In full view of the admitted evidence, the lower court determined that the Plaintiff, while entering into a sales contract with the Nonparty to purchase the instant land and building at KRW 8.45 million, he was operating the medical business (non-party) as well as the non-party’s medical business (non-party) on the 9th 346 m23 m2 of the instant building (hereinafter “non-party’s 9th m346 m23m2 of the instant building”), provided that “The buyer shall pay the seller the balance after deducting lease deposit and debt acquisition, and the seller’s right and duty on the instant goods shall be succeeded to the buyer, and the seller shall succeed to the obligations on the instant comprehensive transfer and takeover of the instant goods,” and that the non-party, prior to the transfer of the instant land and building to the Plaintiff, was operating the real estate lease business (non-party 6) on the 9th m23th m23th m2000 m200,000,000).

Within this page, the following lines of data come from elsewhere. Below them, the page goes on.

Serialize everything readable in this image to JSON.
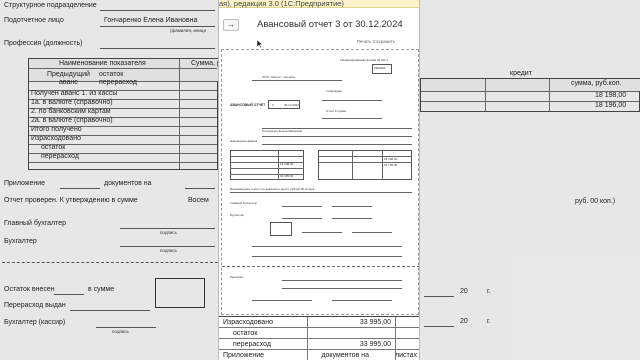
{
  "window": {
    "title_fragment": "ая), редакция 3.0  (1С:Предприятие)",
    "document_title": "Авансовый отчет 3 от 30.12.2024",
    "back_label": "→",
    "print_label": "Печать  Сохранить"
  },
  "background_left": {
    "rows": [
      {
        "label": "Структурное подразделение",
        "value": ""
      },
      {
        "label": "Подотчетное лицо",
        "value": "Гончаренко Елена Ивановна"
      },
      {
        "label": "(фамилия, иници",
        "value": ""
      },
      {
        "label": "Профессия (должность)",
        "value": ""
      }
    ],
    "table": {
      "header": [
        "Наименование показателя",
        "Сумма, р"
      ],
      "rows": [
        {
          "label": "Предыдущий",
          "sub": "остаток"
        },
        {
          "label": "аванс",
          "sub": "перерасход"
        },
        {
          "label": "Получен аванс 1. из кассы",
          "sub": ""
        },
        {
          "label": "1а. в валюте (справочно)",
          "sub": ""
        },
        {
          "label": "2. по банковским картам",
          "sub": ""
        },
        {
          "label": "2а. в валюте (справочно)",
          "sub": ""
        },
        {
          "label": "Итого получено",
          "sub": ""
        },
        {
          "label": "Израсходовано",
          "sub": ""
        },
        {
          "label": "остаток",
          "sub": ""
        },
        {
          "label": "перерасход",
          "sub": ""
        }
      ]
    },
    "footer": [
      {
        "label": "Приложение",
        "value": "документов на"
      },
      {
        "label": "Отчет проверен. К утверждению в сумме",
        "value": "Восем"
      },
      {
        "label": "Главный бухгалтер",
        "value": "подпись"
      },
      {
        "label": "Бухгалтер",
        "value": "подпись"
      },
      {
        "label": "Остаток внесен",
        "value": "в сумме"
      },
      {
        "label": "Перерасход выдан",
        "value": ""
      },
      {
        "label": "Бухгалтер (кассир)",
        "value": "подпись"
      }
    ]
  },
  "background_right": {
    "header": [
      "кредит",
      "сумма, руб.коп."
    ],
    "amounts": [
      "18 198,00",
      "18 196,00"
    ],
    "text": "руб. 00 коп.)",
    "footer_year": "20",
    "footer_suffix": "г."
  },
  "report": {
    "code_line": "Унифицированная форма № АО-1",
    "okud": "0302001",
    "org": "ООО \"Чистое\" торговля",
    "title": "АВАНСОВЫЙ ОТЧЕТ",
    "number": "3",
    "date": "30.12.2024",
    "approve": "Утверждаю",
    "sum_label": "Отчет в сумме",
    "person": "Гончаренко Елена Ивановна",
    "purpose": "Назначение аванса",
    "table_values": [
      "18 198,00",
      "33 995,00",
      "15 795,00"
    ],
    "words_line": "Восемнадцать тысяч сто девяносто шесть рублей 00 копеек",
    "signatures": [
      "Главный бухгалтер",
      "Бухгалтер",
      "Расписка"
    ]
  },
  "bottom_table": {
    "rows": [
      {
        "label": "Израсходовано",
        "value": "33 995,00"
      },
      {
        "label": "остаток",
        "value": ""
      },
      {
        "label": "перерасход",
        "value": "33 995,00"
      },
      {
        "label": "Приложение",
        "value": "документов на"
      }
    ],
    "tail": "листах"
  }
}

However, according to the facts established by the court below, the non-party, even before transferring the land and the building of this case to the plaintiff, operated the medical business that is exempt from taxation, and the building of this case was provided as real estate leasing business as well as the medical facilities as well as the real estate leasing business. After the above transfer, the plaintiff leased the 9th floor of the building of this case used as hospital to the non-party and operated it as it is. At the time of the above transfer, the plaintiff received a tax invoice equivalent to the purchase price of the entire building of this case from the non-party, and paid 420,170,000 won as value-added tax from the sale of the building of this case to the Dong, and the non-party did not pay the above tax amount as traded by the non-party after filing a tax return as output tax amount. In addition, according to the evidence established by the court below, it is difficult to view that the non-party's sales contract (Evidence evidence No. 5-1, No. 2) was clearly related to the sale and purchase of the land of this case and the building of this case to the non-party.
Nevertheless, the court below erred by misapprehending the legal principles as to "transfer of business" which is not considered as the supply of goods under Article 6 (6) 2 of the former Act, which affected the conclusion of the judgment. The plaintiff's ground of appeal pointing this out is with merit.
2. Therefore, without examining the remaining grounds of appeal premised on the premise that the sale and purchase of the building of this case constitutes business transfer, the judgment of the court below is reversed, and the case is remanded to the court below for a new trial and determination. It is so decided as per Disposition by the assent of all participating Justices on the bench.